Don’t worry about the chickpeas because you don’t need them for this cleanse-approved hummus recipe. The beautiful color comes from the red bell pepper and sun-dried tomatoes, which add a beautifully tanginess to the dip. The zucchini and tahini make this deep creamy in a somewhat rustic way.

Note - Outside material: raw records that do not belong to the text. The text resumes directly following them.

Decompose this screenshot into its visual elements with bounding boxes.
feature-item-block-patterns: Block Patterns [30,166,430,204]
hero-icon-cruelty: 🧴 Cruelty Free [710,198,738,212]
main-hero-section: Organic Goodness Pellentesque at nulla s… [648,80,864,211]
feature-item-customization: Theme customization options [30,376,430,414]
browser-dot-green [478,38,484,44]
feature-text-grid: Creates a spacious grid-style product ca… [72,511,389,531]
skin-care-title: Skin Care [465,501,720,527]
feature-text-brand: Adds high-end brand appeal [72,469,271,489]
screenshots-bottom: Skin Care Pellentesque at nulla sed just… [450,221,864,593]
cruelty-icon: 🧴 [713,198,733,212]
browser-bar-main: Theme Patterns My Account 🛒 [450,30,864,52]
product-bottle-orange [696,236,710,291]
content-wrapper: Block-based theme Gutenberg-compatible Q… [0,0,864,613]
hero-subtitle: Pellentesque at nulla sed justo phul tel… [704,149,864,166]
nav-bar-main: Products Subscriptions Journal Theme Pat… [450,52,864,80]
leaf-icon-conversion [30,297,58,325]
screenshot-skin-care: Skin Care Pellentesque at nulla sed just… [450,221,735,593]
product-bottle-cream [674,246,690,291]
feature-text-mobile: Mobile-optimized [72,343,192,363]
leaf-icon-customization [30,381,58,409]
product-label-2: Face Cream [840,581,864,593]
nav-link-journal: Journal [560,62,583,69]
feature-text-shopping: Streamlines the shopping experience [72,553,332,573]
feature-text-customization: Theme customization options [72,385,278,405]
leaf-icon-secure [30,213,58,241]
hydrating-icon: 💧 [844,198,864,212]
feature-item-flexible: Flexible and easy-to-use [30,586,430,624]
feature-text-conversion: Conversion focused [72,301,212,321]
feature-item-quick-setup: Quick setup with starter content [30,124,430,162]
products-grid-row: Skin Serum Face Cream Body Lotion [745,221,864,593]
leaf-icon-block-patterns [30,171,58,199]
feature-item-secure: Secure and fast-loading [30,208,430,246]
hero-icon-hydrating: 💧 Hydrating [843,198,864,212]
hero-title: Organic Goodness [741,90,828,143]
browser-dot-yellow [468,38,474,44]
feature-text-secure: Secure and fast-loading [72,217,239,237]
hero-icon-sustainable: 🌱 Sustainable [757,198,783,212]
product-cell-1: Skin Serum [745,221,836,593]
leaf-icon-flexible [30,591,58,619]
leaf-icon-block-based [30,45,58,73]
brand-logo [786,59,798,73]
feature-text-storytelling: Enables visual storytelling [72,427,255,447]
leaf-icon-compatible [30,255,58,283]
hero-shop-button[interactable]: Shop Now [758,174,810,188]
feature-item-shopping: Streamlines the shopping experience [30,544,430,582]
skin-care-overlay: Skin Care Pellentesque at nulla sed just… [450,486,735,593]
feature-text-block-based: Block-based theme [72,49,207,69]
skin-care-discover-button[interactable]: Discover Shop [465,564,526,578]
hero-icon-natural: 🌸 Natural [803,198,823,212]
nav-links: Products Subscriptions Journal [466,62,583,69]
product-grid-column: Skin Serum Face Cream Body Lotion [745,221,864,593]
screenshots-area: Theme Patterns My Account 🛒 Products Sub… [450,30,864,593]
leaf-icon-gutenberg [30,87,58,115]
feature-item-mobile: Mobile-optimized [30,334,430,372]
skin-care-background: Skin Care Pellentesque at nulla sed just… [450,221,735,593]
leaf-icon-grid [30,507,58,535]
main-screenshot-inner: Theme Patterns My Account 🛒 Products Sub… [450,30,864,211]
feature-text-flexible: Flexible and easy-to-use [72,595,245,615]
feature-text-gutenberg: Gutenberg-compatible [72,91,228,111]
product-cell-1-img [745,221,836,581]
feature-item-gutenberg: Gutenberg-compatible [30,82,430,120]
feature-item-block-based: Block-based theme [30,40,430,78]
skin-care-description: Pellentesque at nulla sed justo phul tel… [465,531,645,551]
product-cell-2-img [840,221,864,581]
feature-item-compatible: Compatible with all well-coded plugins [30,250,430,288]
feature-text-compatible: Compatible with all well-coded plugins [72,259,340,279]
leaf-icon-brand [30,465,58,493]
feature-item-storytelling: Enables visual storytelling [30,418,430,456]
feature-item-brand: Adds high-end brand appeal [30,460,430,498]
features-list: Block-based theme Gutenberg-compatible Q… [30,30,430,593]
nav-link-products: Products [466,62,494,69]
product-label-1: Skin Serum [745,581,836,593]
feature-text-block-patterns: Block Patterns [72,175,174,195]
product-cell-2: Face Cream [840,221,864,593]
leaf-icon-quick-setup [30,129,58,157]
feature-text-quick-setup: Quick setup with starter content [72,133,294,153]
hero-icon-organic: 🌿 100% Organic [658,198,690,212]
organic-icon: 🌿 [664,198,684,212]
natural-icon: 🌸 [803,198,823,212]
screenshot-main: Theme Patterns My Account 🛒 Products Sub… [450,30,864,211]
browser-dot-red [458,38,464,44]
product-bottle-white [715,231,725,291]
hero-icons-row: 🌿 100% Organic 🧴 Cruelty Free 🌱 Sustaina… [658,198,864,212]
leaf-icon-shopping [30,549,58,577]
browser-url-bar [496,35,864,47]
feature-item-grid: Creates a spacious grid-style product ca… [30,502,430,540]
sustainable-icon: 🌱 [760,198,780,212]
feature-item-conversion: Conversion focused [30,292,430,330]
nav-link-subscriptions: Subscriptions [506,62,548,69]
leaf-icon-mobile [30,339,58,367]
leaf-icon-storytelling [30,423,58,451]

The only thing that you need is a great blender or a food processor. Sorry, folks, but the run-of-the-mill blender won’t cut it for this recipe. You need that high-powered engine!
- Prep Time: 5m
- Total Time: 7m
- 2 tbsp. freshly squeezed lemon juice
- 1 tbsp. extra-virgin olive oil
- 1/3 c tahini, plus more to taste
- 1 c zucchini, peeled and chopped
- 1 c red bell pepper, seeded and chopped
- 1/4 c sun-dried tomatoes (not in oil)
- 1 garlic clove, minced
- 3/4 tsp. sea salt, plus more to taste
- 1/8 tsp. coconut aminos, plus more to taste
- 1/8 tsp. cayenne pepper (more if you like spice)
- Add all of the ingredients to a high-speed blender or food processor and blend until creamy. It may take about one minute or so to blend everything.
- Taste and adjust with more seasonings, lemon juice, or tahini if necessary.
- Spoon the dip into a bowl, cover with plastic wrap, and place in the refrigerator for a couple hours so it can thicken.
- Remove from the fridge and serve with raw carrot and celery sticks.